È una grande fesseria. Totalmente strumentale, la dimostrazione di come sia stato assurdo e tossico il dibattito sull’immigrazione.

Partiamo da una premessa: il fenomeno migratorio è globale e inarrestabile, interessa oltre cento milioni di persone nel mondo e impatta tutti i paesi ad economia avanzata, l’Italia in modo peraltro meno marcato di altri. Fra i migranti possiamo distinguere due grandi gruppi: quello dei richiedenti asilo e protezione, e quello di chi si sposta per altri motivi.

Il primo tende fatalmente a crescere a causa delle guerre e della crisi climatica. Norme internazionali superiori e la nostra stessa Costituzione, art.10, ci vincolano a garantire il diritto d’asilo a queste persone. Aggiungo: per fortuna. A guardare i numeri la cosa non riguarda certo solo noi. Nel 2022, in Italia le domande d’asilo sono state circa 80.000, contro le 140.000 della Francia e le 220.000 della Germania.

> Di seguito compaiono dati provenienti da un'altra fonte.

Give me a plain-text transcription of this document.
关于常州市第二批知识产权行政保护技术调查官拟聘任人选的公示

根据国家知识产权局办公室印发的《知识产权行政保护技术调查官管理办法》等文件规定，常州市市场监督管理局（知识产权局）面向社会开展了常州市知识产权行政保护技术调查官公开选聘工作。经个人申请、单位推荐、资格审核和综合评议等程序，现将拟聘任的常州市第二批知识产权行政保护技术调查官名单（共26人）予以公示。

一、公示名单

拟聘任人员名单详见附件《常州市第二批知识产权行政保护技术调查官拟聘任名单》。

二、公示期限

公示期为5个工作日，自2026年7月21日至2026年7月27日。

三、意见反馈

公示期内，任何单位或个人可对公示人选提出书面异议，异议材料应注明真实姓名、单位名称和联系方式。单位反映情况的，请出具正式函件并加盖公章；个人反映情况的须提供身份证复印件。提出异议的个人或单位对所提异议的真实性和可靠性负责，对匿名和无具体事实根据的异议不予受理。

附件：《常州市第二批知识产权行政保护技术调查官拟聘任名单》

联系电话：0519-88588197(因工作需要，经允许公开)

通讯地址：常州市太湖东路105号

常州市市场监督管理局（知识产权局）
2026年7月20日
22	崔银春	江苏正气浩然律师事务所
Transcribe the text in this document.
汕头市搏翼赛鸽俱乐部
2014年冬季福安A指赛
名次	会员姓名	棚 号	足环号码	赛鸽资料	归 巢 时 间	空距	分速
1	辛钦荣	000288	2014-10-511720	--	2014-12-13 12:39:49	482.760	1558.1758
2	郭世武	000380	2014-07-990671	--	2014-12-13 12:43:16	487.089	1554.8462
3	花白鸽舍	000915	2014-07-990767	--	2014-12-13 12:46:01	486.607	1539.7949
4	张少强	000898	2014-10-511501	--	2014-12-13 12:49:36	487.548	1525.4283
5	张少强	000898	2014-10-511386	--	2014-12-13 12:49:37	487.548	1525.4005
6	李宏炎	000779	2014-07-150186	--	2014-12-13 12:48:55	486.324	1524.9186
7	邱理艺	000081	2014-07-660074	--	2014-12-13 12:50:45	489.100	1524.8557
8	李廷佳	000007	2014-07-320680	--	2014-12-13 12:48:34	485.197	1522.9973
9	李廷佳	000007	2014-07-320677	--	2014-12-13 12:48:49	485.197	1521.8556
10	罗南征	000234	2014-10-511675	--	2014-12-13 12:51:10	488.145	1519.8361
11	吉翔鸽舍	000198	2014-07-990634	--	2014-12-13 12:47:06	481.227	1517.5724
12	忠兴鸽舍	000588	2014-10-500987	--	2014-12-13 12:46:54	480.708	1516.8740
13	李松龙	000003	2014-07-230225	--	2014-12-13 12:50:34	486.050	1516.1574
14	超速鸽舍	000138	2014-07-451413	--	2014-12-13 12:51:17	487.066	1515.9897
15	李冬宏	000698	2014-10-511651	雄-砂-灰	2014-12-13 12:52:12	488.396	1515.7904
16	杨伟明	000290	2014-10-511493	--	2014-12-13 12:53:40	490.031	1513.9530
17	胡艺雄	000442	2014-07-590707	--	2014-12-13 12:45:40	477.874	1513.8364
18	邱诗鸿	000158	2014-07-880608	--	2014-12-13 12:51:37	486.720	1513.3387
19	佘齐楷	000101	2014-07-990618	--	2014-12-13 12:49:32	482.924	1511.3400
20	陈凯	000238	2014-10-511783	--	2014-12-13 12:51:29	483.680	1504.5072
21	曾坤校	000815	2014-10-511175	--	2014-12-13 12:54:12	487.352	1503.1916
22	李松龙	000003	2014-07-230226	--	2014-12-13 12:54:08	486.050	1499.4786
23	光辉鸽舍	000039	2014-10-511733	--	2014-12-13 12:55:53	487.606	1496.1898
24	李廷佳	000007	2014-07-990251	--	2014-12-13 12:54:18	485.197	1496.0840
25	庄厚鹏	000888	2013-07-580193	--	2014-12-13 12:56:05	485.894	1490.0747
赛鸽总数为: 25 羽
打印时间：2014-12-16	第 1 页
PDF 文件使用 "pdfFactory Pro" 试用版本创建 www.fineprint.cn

Al secondo gruppo invece appartengono prevalentemente coloro che si ricongiungono con propri familiari già regolarmente presenti nel nostro territorio (circa 60.000 nel 2022) e coloro che sono attratti da opportunità di guadagno, spesso su segnalazione di comunità di connazionali radicate in Italia e comunque tante volte perché nel loro contesto incontrano mille difficoltà economiche.

Per queste persone, inoltre, il fattore trainante è la carenza di lavoratori del nostro sistema produttivo, come dimostra il numero di pratiche – superiore di due-tre volte al consentito – aperte dalle imprese ogniqualvolta si attivano una sanatoria o un decreto-flussi. Nel caso più recente: 240.000 pratiche contro 80.000 posti.

Va detto forte che da oltre un decennio il numero di residenti stranieri con regolare permesso di soggiorno è costante, circa 5.000.000. La cosiddetta invasione, quindi, non esiste: siamo in larga misura un paese di transito, molto in basso nella graduatoria della “attrattività di personale qualificato” (OCSE 2022).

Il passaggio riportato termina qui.